Under the provisions of Rule 279, Texas Rules of Civil Procedure, the right to have the jury pass upon the nature and *688 terms of the original contract was waived by both parties and, since there were no written findings of fact made by the trial court, the omitted issues must be deemed as found by the court in such manner as to support the judgment. The verdict was equivalent to a finding by the jury that, because of a lack of skill, the work performed and material used by appellant in his efforts to repair the truck were of no value to appellee and, since the court entered judgment upon the verdict, it must be assumed that the trial court found, as a matter of fact, that appellant agreed to place appellee's truck in good condition so that it would do the work and perform the services for which appellee desired to use it. It was undisputed that the truck wholly failed to perform any service and that it had to be abandoned by appellee. He was, therefore, entitled to recover of appellant the amount he had paid appellant for the labor and material for which he had charged appellee and appellee had paid him. Shasta Oil Co. v. Halliburton Oil Well Cementing Co., Tex.Civ.App., 10 S.W.2d 597; Burrichter v. Bell, 196 Iowa 529, 194 N.W. 947; La Plante v. Du Pont, 223 Mich. 343, 193 N.W. 820, 31 A.L.R. 694; Davidson v. Edgar, 5 Tex. 492.

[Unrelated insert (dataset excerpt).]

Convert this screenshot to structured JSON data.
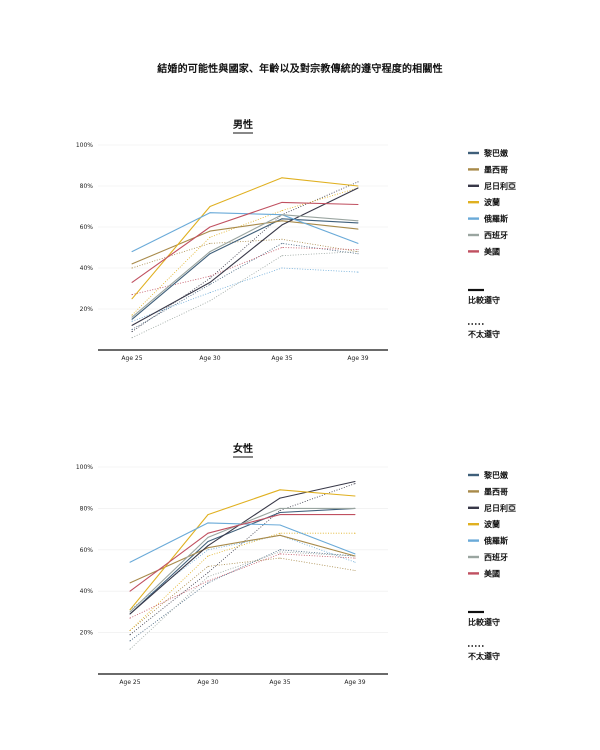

In the case last cited, decided by the Supreme Court in the early days of the history of our jurisprudence, it was held that, in cases of this nature, where work is contracted to be performed, there is an implied obligation that it will be executed in such a manner as to comport with the object designed by the parties and, where it fails to do so, the person performing the labor and furnishing the material is not entitled to recover therefor. While this is not a case in which appellant is seeking to recover the value of his labor and material, the rule announced is equally applicable to a case like this, where the charge for the labor and material has already been paid and the owner of the property or thing upon which the labor and material were expended, is seeking to recover the amount he had paid. La Plante v. Du Pont, supra. The testimony showed that, when appellant delivered the truck to appellee, he assured appellee that it was in good condition and presented appellee with his bill for the labor and material and appellee paid it in full.

Appellee alleged in his amended petition that all of the labor and material for which appellant charged him was worthless and of no value to him. We think these allegations and others contained in the pleadings, as well as the evidence, were sufficient to support the verdict and that the assignments of error supporting appellant's second contention must be overruled.

A careful examination of the record and consideration of the points presented by the briefs fail to reveal any reversible error, and the judgment of the court below will, therefore, be affirmed.